The first, glorious day of summer vacation and something felt wrong. I stood in the middle of the meadow by our house and took in a deep breath through my nose, hoping to smell the purple blooms of the early clover under my feet, the weeds and natives shooting up out of the damp, rich Iowa soil. All I could smell was the new meat packing plant. A harsh, disgusting cross between burnt and rotten. Maybe the wind would change. I could always hope.
I slowly scanned the entire field, all the way to the tree line, attuned to the slightest movement of butterflies of interest. Nothing. It was if as if they’d all left Stillville, like so many of my classmates. No swooping swallowtails, no dancing fritillaries, not even a gliding monarch.

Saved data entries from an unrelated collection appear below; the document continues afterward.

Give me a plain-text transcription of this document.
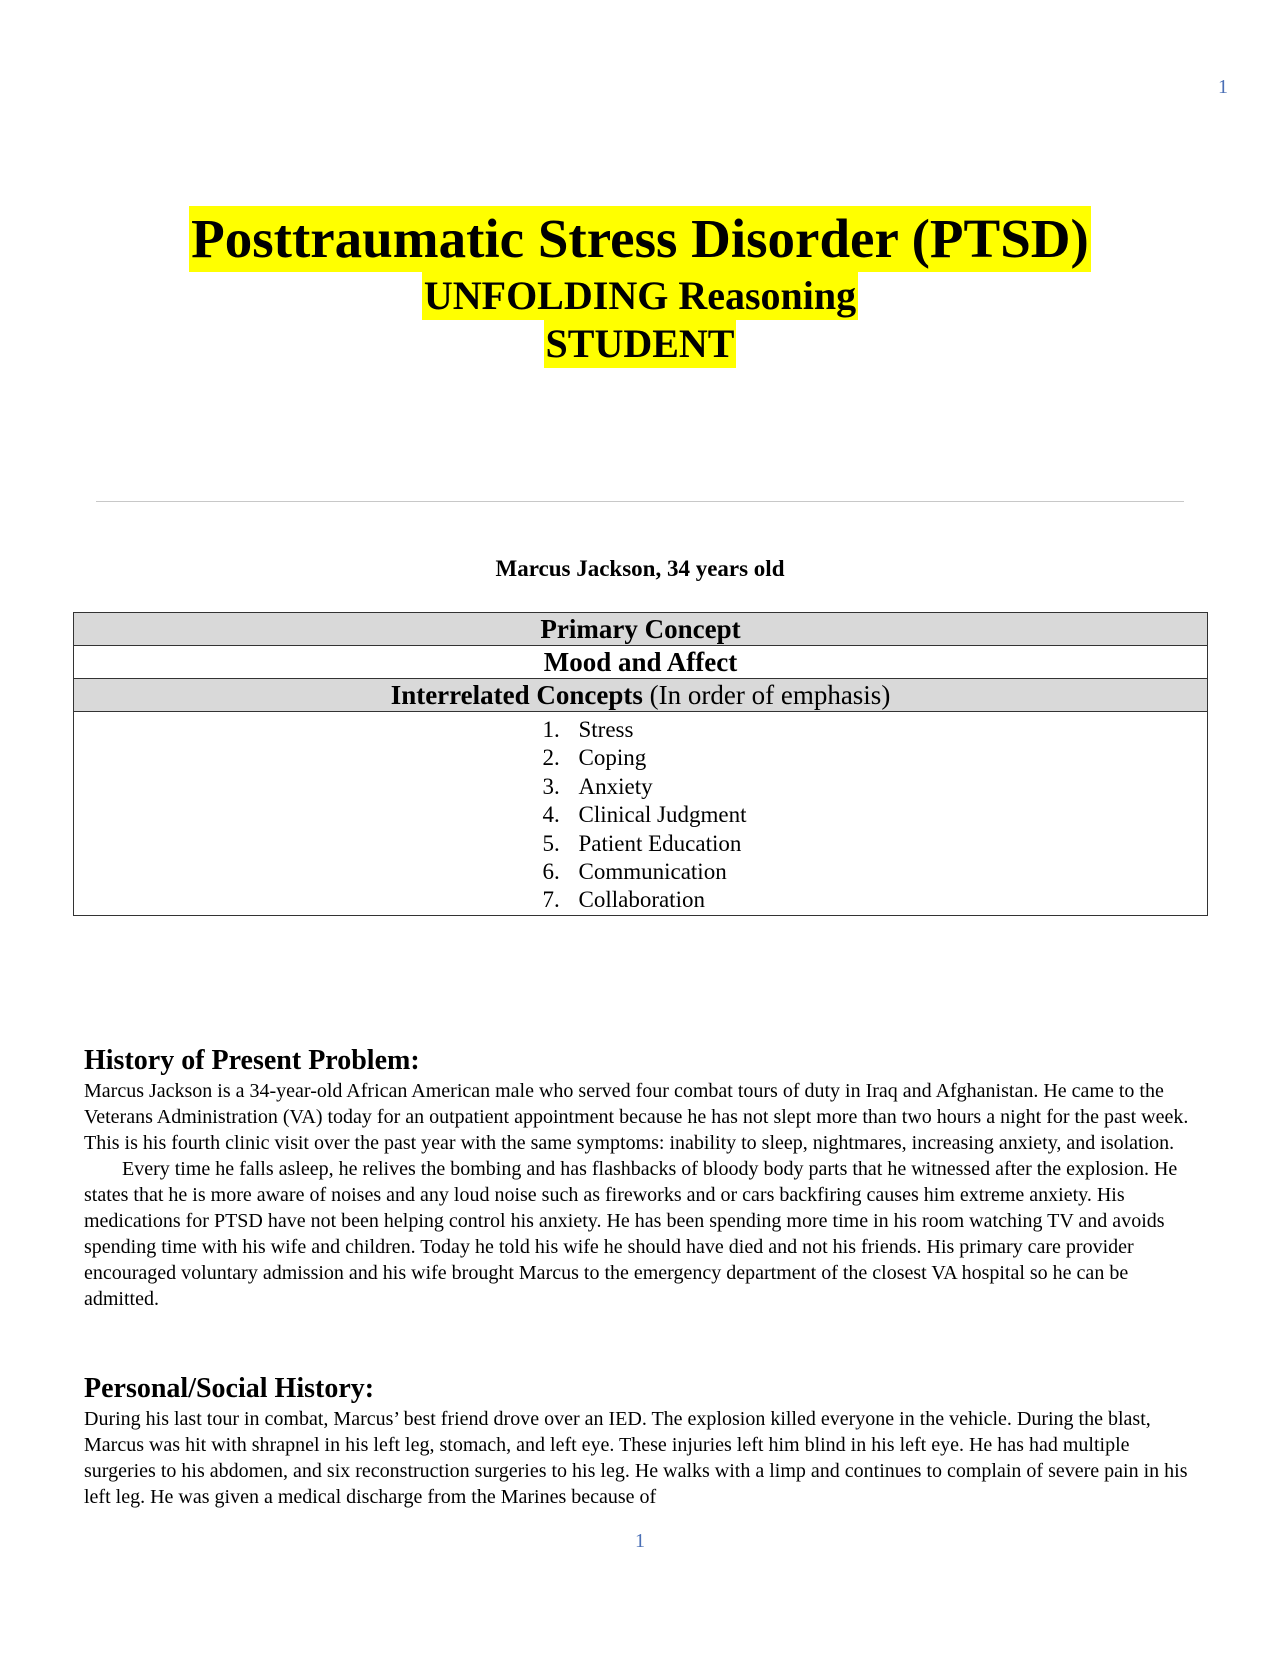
1
Posttraumatic Stress Disorder (PTSD)
UNFOLDING Reasoning
STUDENT
Marcus Jackson, 34 years old
Primary Concept
Mood and Affect
Interrelated Concepts (In order of emphasis)

1. Stress
2. Coping
3. Anxiety
4. Clinical Judgment
5. Patient Education
6. Communication
7. Collaboration
History of Present Problem:

Marcus Jackson is a 34-year-old African American male who served four combat tours of duty in Iraq and Afghanistan. He came to the Veterans Administration (VA) today for an outpatient appointment because he has not slept more than two hours a night for the past week. This is his fourth clinic visit over the past year with the same symptoms: inability to sleep, nightmares, increasing anxiety, and isolation.

Every time he falls asleep, he relives the bombing and has flashbacks of bloody body parts that he witnessed after the explosion. He states that he is more aware of noises and any loud noise such as fireworks and or cars backfiring causes him extreme anxiety. His medications for PTSD have not been helping control his anxiety. He has been spending more time in his room watching TV and avoids spending time with his wife and children. Today he told his wife he should have died and not his friends. His primary care provider encouraged voluntary admission and his wife brought Marcus to the emergency department of the closest VA hospital so he can be admitted.

Personal/Social History:

During his last tour in combat, Marcus’ best friend drove over an IED. The explosion killed everyone in the vehicle. During the blast, Marcus was hit with shrapnel in his left leg, stomach, and left eye. These injuries left him blind in his left eye. He has had multiple surgeries to his abdomen, and six reconstruction surgeries to his leg. He walks with a limp and continues to complain of severe pain in his left leg. He was given a medical discharge from the Marines because of

1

I should have been feeling great, even with the stink, even without the butterflies. The sun was shining. I had all day to traipse through the fields and woods. The normal ingredients for a perfectly happy summer day. So what was my problem?
For one thing Clay, my best buddy, was gone. He and I had been kicking around these fields since kindergarten. Until his Dad gave up on finding another job as good as the one he’d had at the old packing plant. They’d left town halfway through sixth grade.

That left Henry, the third of what our fifth grade teacher called “the three musketeers” – Clay, Henry and me, Nathan. Clay had moved. Now Henry had changed. When I reminded him about the cool outdoor things the three of us had done pervious summers he called it kids stuff. He just wanted to play his Xbox and talk about girls. Not that there was anything wrong with Xbox and girls. But who wants to stay inside all summer?